Not in beauty. Even by lamplight, the lines on the Chevy did not look delicate; the interior did not look padded and luxurious; the wheels were not trimmed in gold like the circuit cars were. But for sheer terribleness, you couldn’t match Zeke’s Chevy.

It was red, but a red shot through with yellow and white lines that, by lamplight, flickered and burned. I’d asked Zeke how he did it. How did he know what design was needed, what pattern of lines and circles and rectangles was called for. Zeke said that every pattern on every car was exactly the same, but I said that was horse-hockey—I’d seen the pro cars, and each design was as different from the other as strangers.

As I entered the alley I could see that the Chevy was no less terrible by daylight. I could make out each line and shape, and as I looked I began to grasp the logic of their relationships. Each line bound one shape to another; each shape froze the line in its path. There was no way to look past that design to the base red, and there was no path from the red out.

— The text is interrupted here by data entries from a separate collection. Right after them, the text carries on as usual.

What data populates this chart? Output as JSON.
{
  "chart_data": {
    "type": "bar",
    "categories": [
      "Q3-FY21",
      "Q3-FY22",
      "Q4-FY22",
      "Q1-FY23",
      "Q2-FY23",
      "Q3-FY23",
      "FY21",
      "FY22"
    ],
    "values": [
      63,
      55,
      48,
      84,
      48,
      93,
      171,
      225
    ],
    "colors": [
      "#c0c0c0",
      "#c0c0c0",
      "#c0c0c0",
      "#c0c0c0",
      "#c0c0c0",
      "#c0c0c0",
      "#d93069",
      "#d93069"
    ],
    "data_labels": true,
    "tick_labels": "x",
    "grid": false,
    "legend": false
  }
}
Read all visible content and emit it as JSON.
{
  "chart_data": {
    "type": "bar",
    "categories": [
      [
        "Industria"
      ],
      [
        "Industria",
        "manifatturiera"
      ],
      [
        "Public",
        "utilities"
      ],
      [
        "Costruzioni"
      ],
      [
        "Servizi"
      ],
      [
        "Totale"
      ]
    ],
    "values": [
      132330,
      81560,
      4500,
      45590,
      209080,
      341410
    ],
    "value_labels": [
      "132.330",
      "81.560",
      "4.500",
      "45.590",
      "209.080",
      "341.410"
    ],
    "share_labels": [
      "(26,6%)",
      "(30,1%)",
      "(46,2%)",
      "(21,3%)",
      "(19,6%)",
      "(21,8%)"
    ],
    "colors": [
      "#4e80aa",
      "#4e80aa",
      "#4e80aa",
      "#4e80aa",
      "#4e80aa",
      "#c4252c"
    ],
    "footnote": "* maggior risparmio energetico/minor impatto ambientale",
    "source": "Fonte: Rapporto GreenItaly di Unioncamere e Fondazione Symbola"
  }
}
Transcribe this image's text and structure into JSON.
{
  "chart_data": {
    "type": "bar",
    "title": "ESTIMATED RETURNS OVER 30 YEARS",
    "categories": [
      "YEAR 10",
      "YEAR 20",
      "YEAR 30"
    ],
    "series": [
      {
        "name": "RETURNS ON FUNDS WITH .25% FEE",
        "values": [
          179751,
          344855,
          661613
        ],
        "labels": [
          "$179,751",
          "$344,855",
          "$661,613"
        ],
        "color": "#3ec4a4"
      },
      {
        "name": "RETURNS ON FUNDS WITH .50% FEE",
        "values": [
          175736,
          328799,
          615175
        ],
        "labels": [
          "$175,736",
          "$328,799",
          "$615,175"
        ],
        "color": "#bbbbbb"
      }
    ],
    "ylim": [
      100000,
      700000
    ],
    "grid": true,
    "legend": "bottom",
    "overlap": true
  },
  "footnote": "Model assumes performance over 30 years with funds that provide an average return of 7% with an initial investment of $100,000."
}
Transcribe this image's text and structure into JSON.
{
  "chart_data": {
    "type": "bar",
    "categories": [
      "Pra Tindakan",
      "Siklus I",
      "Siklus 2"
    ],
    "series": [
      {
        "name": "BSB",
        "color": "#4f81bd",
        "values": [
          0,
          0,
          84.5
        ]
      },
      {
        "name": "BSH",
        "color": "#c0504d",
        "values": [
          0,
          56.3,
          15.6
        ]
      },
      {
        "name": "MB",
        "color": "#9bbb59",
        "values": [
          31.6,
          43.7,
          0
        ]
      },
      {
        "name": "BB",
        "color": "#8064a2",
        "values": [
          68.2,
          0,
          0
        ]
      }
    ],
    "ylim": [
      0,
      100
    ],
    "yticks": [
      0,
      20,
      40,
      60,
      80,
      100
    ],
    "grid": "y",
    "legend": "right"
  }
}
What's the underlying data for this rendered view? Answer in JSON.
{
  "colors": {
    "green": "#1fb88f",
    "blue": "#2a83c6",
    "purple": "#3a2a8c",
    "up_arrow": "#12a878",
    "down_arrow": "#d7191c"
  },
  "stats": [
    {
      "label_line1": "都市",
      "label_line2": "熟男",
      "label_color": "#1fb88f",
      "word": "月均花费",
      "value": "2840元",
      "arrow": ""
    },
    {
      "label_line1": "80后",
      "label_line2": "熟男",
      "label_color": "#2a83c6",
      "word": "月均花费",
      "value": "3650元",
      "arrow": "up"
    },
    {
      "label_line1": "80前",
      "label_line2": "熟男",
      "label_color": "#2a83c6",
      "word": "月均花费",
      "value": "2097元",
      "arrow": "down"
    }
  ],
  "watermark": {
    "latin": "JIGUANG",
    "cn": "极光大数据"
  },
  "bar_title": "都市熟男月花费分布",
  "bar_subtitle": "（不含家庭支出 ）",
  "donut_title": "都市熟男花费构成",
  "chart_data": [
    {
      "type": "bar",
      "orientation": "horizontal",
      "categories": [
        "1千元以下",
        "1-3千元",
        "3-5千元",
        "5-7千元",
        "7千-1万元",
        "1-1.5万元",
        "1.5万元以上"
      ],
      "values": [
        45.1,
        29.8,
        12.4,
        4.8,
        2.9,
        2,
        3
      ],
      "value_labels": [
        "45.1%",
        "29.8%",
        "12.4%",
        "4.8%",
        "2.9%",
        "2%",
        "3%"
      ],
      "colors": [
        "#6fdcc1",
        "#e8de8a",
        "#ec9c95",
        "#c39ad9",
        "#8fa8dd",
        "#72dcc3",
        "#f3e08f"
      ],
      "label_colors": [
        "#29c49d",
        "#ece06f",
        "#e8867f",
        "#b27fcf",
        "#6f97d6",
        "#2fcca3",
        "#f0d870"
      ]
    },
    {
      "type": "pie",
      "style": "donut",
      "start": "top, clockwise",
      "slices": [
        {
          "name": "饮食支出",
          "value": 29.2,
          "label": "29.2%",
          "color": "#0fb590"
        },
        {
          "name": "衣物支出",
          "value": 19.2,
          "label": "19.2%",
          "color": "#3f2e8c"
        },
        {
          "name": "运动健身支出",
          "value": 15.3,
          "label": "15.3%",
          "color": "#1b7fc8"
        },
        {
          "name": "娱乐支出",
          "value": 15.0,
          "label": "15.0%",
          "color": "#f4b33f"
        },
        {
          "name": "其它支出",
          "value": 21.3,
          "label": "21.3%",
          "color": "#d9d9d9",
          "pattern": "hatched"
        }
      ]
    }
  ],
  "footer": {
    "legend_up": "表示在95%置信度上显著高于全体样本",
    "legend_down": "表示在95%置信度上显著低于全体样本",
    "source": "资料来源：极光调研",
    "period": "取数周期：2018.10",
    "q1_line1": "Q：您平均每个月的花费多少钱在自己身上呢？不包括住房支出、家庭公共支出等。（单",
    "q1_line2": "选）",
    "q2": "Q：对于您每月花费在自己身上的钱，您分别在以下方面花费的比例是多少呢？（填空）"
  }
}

The pattern was bars to a cage, and the cage was the car.

Suddenly I realized that there was someone in the car behind the wheel; nearly as quick I knew it was Frank. The door opened and he heaved himself out. He stumbled forward, then leaned against the hood. As I walked toward him he drew a flask and swallowed hard.

“Who are you?”

“Joseph Peterson,” I said. I was ready to break and run if he got crazy. I’d seen Frank drunk, but I’d always stayed out of his way. So did Zeke.

His eyes narrowed. “Sam’s boy?”

“That’s right.” He shook his head as if to clear it. He looked at the car beneath his hand.